Now your code is on GitHub, but it is not visible to the scikit-plots
maintainers. For that
to happen, a pull request needs to be submitted on GitHub.
The first time you push to a new branch on GitHub, you will see a message like below with a useful link to create a pull request:
>>> remote: Create a pull request for 'subpackage-bug-fix' on GitHub by visiting:
>>> remote: https://github.com/YOUR-USER-NAME/scikit-plots/pull/new/subpackage-bug-fix
Making a pull request#
If everything looks good, you are ready to make a pull request (PR). A PR is how code from your local repository becomes available to the GitHub community to review and merged into project to appear the in the next release.
Most of the time you can just follow the link that git
provided when you pushed
your branch and create the PR. If you don’t have that link (and for a few more details),
you can follow the pull-request instructions.
Follow the instructions in the PR template and fill it out as completely as possible.
If your PR is still a work in progress then instead of clicking “Create pull request”,
click on the small down arrow next to it and select “Create draft pull request”.
In addition, if your commits are not ready for CI testing, you
should include [ci skip]
the last commit message – but note that code formatting
checks and documentation building will still be done. Formatting and style errors should
already have been fixed before committing if you have locally
installed pre-commit; but if you have not,
you can use the pre-commit_bot to fix them automatically in the PR.
Once submitted (and marked as ready), this request goes to the scikit-plots
maintainers and
they will review the PR.
Updating your pull request#
Based on the review you get on your pull request, you will probably need to make some adjustments. You can follow the code committing steps again to address any feedback and update your pull request:
>>> git push origin subpackage-bug-fix
Any git push
will automatically update your pull request with your branch’s changes
and restart the Continuous Integration checks.
Important
At this point please read (or at least skim) the sections revise and push, rebase, and squash-if-necessary. The information here covers situations that happen on occasion and can be cause trouble. As always if you have questions, ask for help from the maintainer reviewing your PR.

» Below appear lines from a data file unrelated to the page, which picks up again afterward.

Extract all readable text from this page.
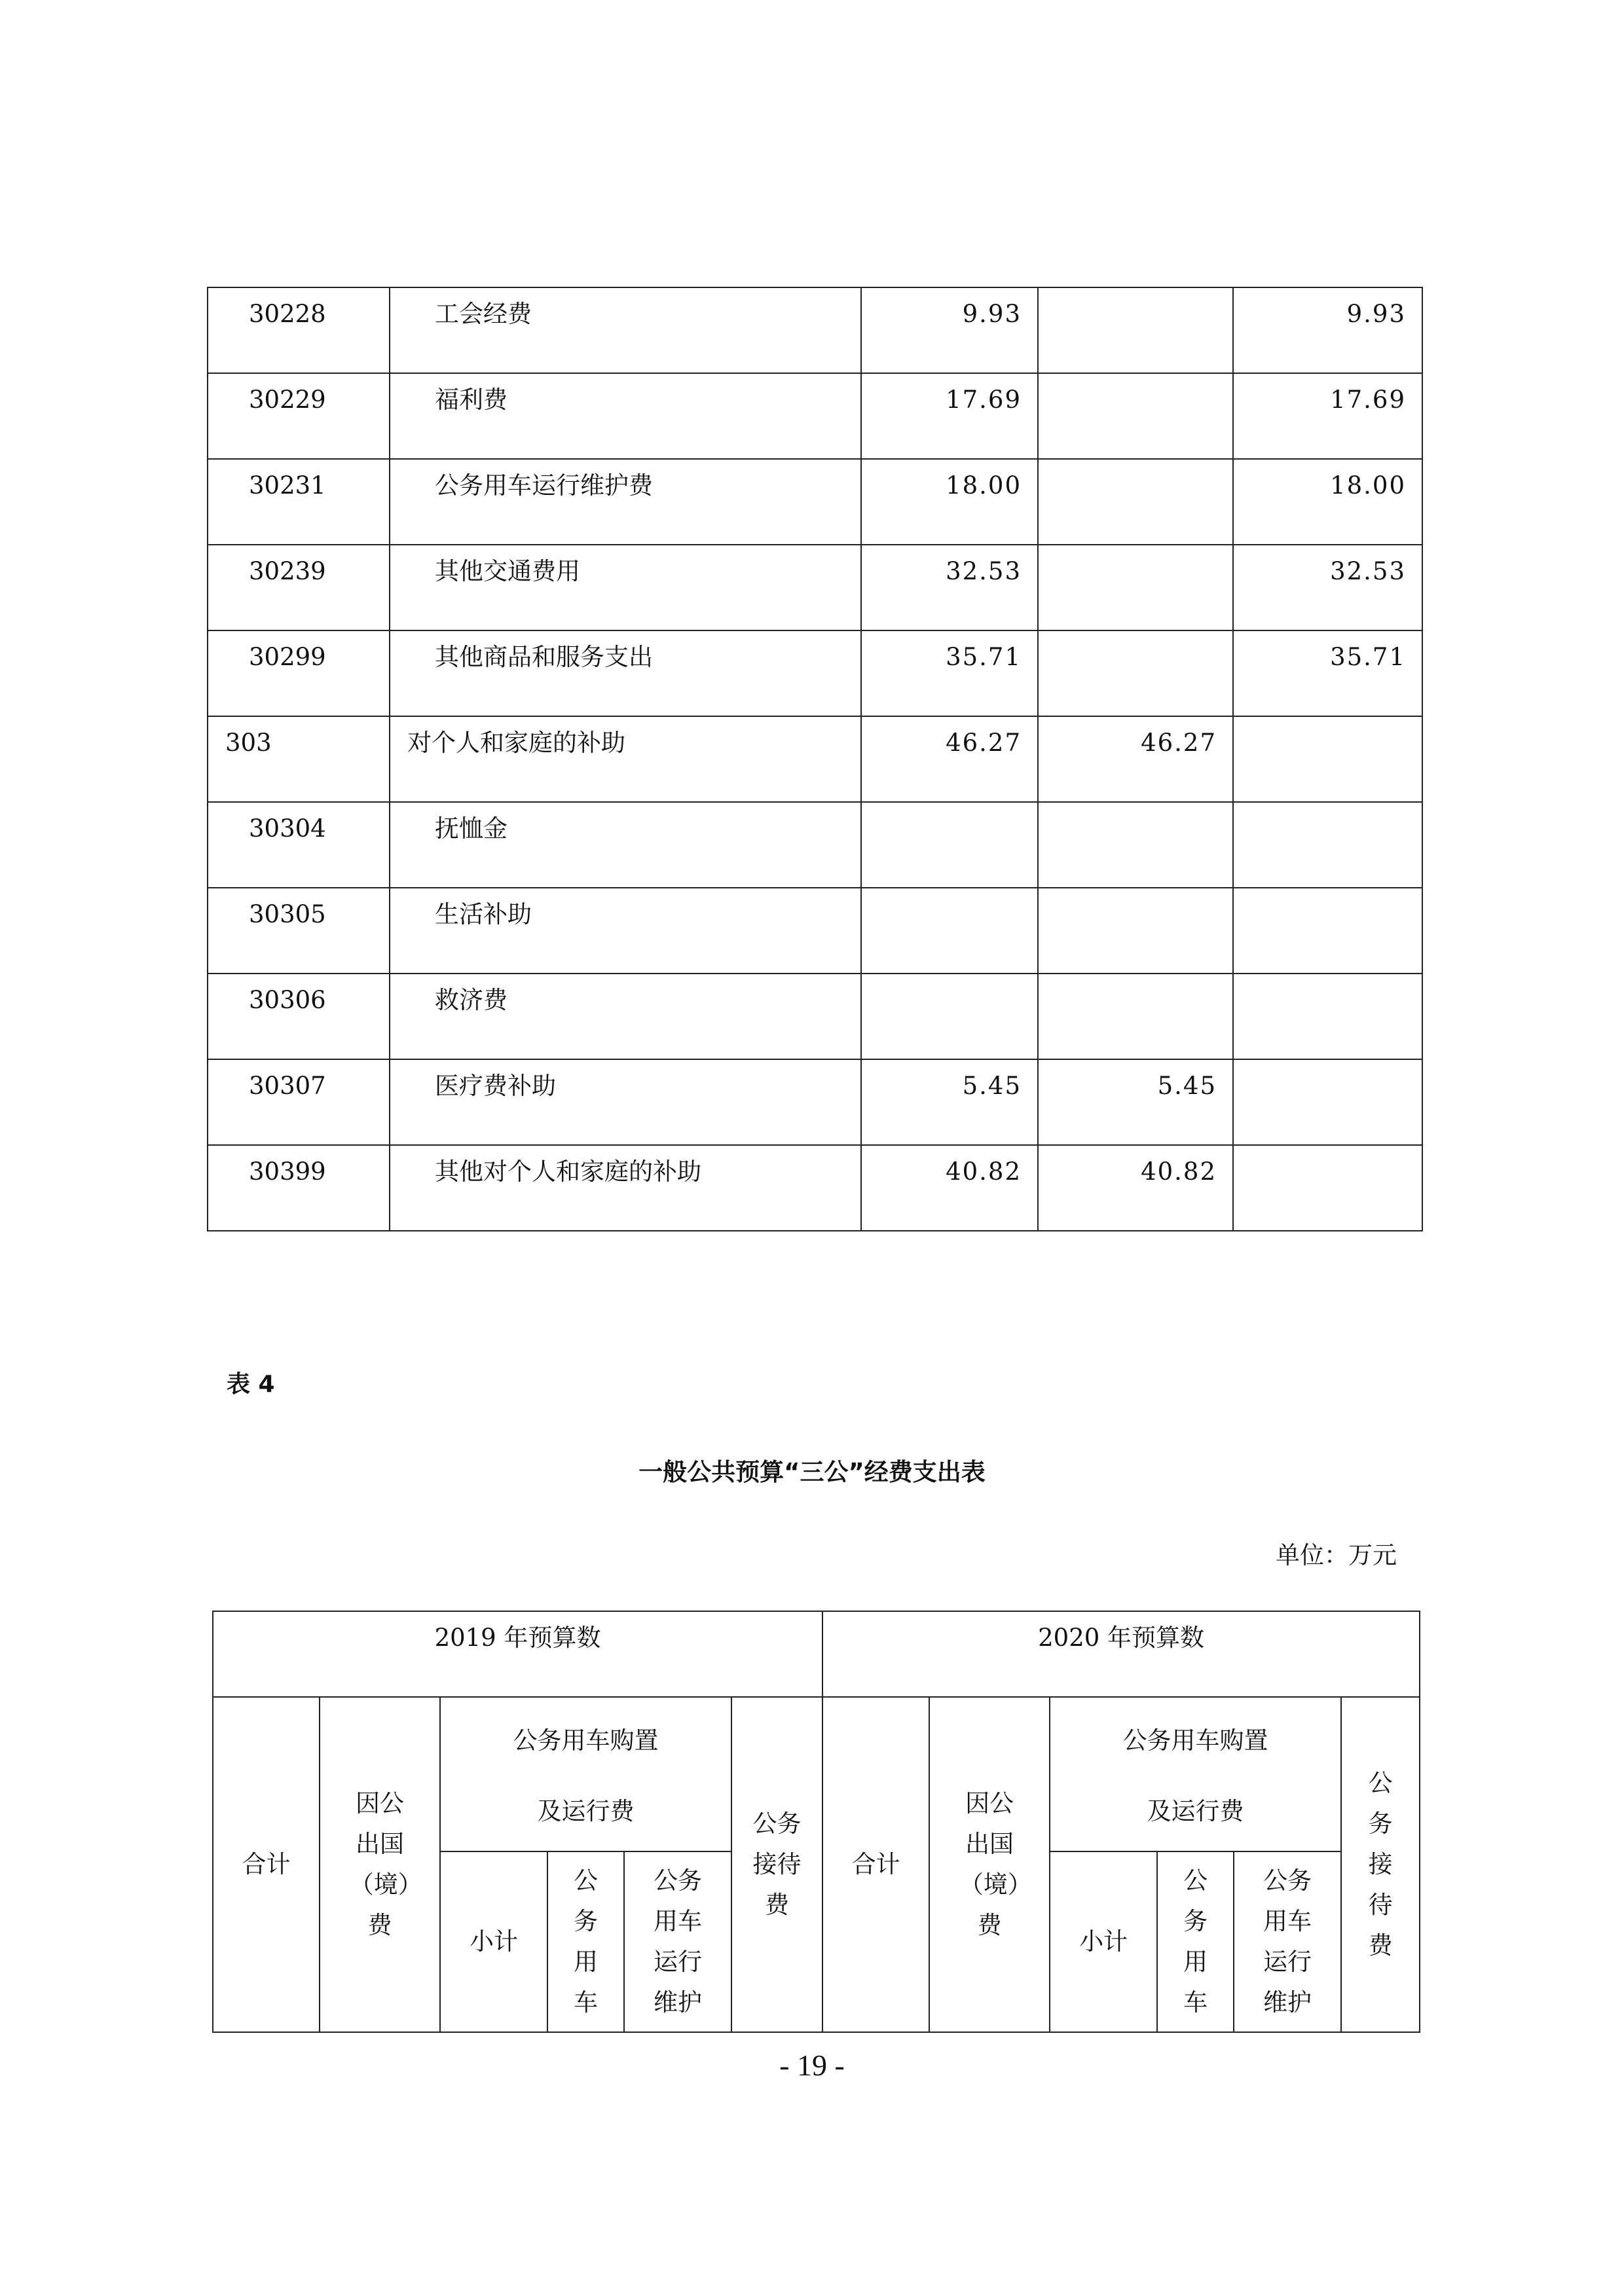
30228	工会经费	9.93		9.93
30229	福利费	17.69		17.69
30231	公务用车运行维护费	18.00		18.00
30239	其他交通费用	32.53		32.53
30299	其他商品和服务支出	35.71		35.71
303	对个人和家庭的补助	46.27	46.27	
30304	抚恤金			
30305	生活补助			
30306	救济费			
30307	医疗费补助	5.45	5.45	
30399	其他对个人和家庭的补助	40.82	40.82	
表 4
一般公共预算“三公”经费支出表
单位：万元
2019 年预算数						2020 年预算数					
合计	因公出国（境）费	公务用车购置及运行费			公务接待费	合计	因公出国（境）费	公务用车购置及运行费			公务接待费
		小计	公务用车	公务用车运行维护				小计	公务用车	公务用车运行维护	
- 19 -
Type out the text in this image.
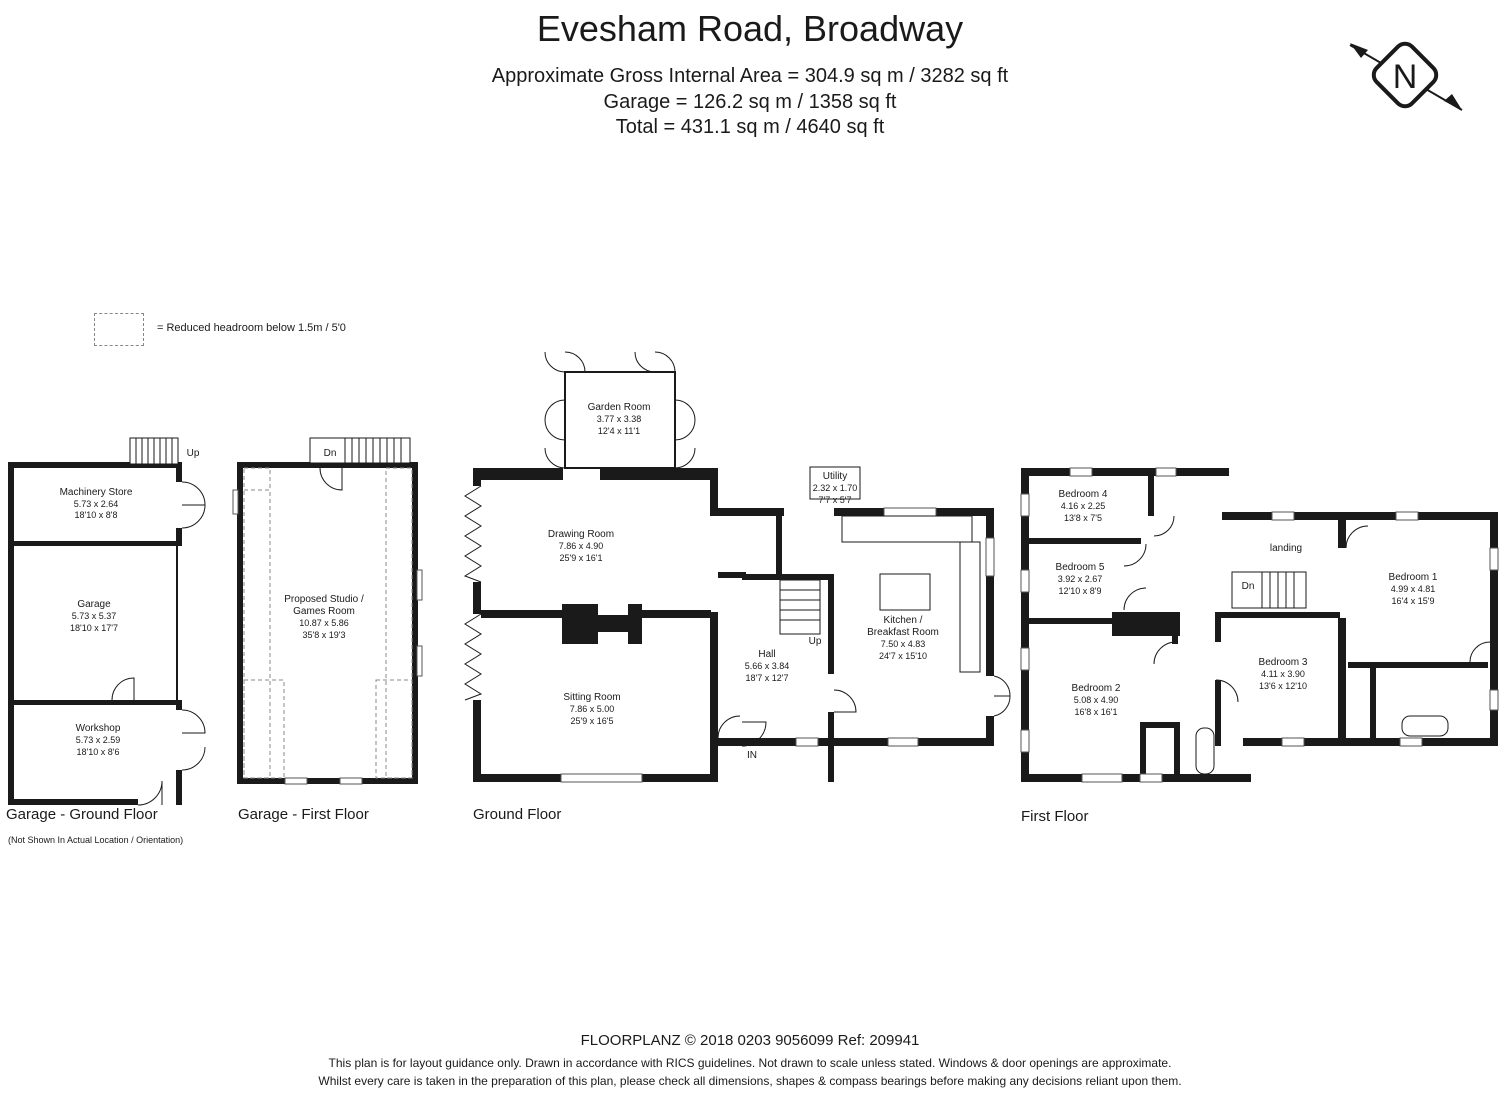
Evesham Road, Broadway
Approximate Gross Internal Area = 304.9 sq m / 3282 sq ft
Garage = 126.2 sq m / 1358 sq ft
Total = 431.1 sq m / 4640 sq ft
= Reduced headroom below 1.5m / 5'0
N
Up	Dn
Up
Dn
IN
Machinery Store
5.73 x 2.64
18'10 x 8'8
Garage
5.73 x 5.37
18'10 x 17'7
Workshop
5.73 x 2.59
18'10 x 8'6
Proposed Studio /
Games Room
10.87 x 5.86
35'8 x 19'3
Garden Room
3.77 x 3.38
12'4 x 11'1
Drawing Room
7.86 x 4.90
25'9 x 16'1
Sitting Room
7.86 x 5.00
25'9 x 16'5
Hall
5.66 x 3.84
18'7 x 12'7
Utility
2.32 x 1.70
7'7 x 5'7
Kitchen /
Breakfast Room
7.50 x 4.83
24'7 x 15'10
Bedroom 4
4.16 x 2.25
13'8 x 7'5
Bedroom 5
3.92 x 2.67
12'10 x 8'9
landing
Bedroom 1
4.99 x 4.81
16'4 x 15'9
Bedroom 2
5.08 x 4.90
16'8 x 16'1
Bedroom 3
4.11 x 3.90
13'6 x 12'10
Garage - Ground Floor
(Not Shown In Actual Location / Orientation)
Garage - First Floor	Ground Floor	First Floor
FLOORPLANZ © 2018 0203 9056099 Ref: 209941
This plan is for layout guidance only. Drawn in accordance with RICS guidelines. Not drawn to scale unless stated. Windows & door openings are approximate.
Whilst every care is taken in the preparation of this plan, please check all dimensions, shapes & compass bearings before making any decisions reliant upon them.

Tips for a successful pull request#
If you have made it to this point and submitted a pull request, one of the core maintainers will take a look. To make the process as smooth and efficient as possible, here are some tips:
Reference any existing open issue to link to that issue and close the issue if the PR is merged.
Ensure you have appropriate tests.
Keep your pull requests as simple as possible – larger PRs take longer to review.
When practical, limit the scope of a PR to one sub-package – this means fewer required reviewers and a faster review process.
Ensure that CI is in a green state – any required failures should be addressed.